Consumer expectation versus business reality, Experian 2017
“Accessibility, security and governance have become the fastest growing areas of concern year-over-year, with governance growing most at 21%.”
Big Data Maturity Survey 2016
“While an overwhelming majority of executives highlight data governance as being important to Big Data business adoption, a notable percent (21.3%) cite a lack of data governance policies and practices as an impediment to adoption.”
Big Data Executive Survey 2017, NVP
There are relatively few data governance vendors that have embraced policy management as a primary focus.
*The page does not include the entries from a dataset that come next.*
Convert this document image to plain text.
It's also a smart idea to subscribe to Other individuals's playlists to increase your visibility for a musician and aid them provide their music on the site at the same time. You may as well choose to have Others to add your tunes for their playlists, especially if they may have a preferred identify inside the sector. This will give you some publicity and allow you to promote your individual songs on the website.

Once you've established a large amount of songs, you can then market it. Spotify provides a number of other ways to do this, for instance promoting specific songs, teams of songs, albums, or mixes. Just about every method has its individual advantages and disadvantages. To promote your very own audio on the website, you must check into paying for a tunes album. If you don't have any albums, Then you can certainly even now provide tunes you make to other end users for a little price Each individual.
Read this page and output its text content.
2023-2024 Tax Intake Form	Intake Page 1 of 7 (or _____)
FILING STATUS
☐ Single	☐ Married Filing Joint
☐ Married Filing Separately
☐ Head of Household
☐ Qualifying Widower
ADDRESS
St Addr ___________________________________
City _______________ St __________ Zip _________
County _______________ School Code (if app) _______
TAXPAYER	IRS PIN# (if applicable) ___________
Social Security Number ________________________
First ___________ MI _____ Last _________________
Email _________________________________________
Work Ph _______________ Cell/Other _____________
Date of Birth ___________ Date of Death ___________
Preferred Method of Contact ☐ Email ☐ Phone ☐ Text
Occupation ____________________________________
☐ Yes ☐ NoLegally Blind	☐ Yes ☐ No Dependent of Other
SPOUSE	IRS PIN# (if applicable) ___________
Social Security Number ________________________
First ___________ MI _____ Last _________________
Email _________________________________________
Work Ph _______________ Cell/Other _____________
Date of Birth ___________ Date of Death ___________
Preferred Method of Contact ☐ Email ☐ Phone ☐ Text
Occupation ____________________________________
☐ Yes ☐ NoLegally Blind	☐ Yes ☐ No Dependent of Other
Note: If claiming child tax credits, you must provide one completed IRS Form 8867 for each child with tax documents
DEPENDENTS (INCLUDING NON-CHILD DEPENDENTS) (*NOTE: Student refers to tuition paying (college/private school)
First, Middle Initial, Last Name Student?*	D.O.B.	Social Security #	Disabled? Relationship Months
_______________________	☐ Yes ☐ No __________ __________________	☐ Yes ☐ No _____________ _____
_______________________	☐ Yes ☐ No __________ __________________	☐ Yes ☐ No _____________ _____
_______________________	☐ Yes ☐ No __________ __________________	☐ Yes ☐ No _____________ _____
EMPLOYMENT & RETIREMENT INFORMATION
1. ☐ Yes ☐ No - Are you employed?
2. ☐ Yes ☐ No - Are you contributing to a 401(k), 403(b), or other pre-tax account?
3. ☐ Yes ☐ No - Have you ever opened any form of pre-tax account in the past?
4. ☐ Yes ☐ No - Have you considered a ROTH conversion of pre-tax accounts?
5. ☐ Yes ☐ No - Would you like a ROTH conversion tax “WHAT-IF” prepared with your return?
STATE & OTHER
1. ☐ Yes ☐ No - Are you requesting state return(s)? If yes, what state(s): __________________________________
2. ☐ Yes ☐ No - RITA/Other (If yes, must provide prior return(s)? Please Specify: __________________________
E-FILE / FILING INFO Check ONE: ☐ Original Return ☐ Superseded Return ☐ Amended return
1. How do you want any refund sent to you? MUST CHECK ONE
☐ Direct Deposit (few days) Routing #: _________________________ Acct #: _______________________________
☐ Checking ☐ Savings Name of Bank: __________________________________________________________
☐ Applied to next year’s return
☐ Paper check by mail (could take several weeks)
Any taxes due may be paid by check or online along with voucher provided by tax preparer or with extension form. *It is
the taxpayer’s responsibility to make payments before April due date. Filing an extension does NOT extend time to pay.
These include IBM, Infogix, Informatica, Global Data Excellence, BackOffice Associates, Collibra, DATUM and TopQuadrant. Others worthy of consideration include Global IDs, SAP and ALEX Solutions.
While all of the vendors listed provide data stewardship capabilities, only IBM, Informatica and SAP provide free-standing data quality solutions, although Global Data Excellence has some built-in data quality capabilities. Other vendors with data quality products include (but are not limited to) Talend, Syncsort (Trillium), Oracle, Experian, Pitney Bowes, Atacama, Uniserv, Datactics, and iWay.
Master data management is a complementary technology provided by IBM, Informatica, SAP, Oracle, Semarchy, Reltio, Riversand, Orchestra Networks, Stibo and others. There are also a variety of specialised governance products (for example, security analytics and monitoring) that fit well with a general governance solution.
The Bottom Line
Every organisation creates policy. Data governance will help you create that policy quickly and enforce it effectively.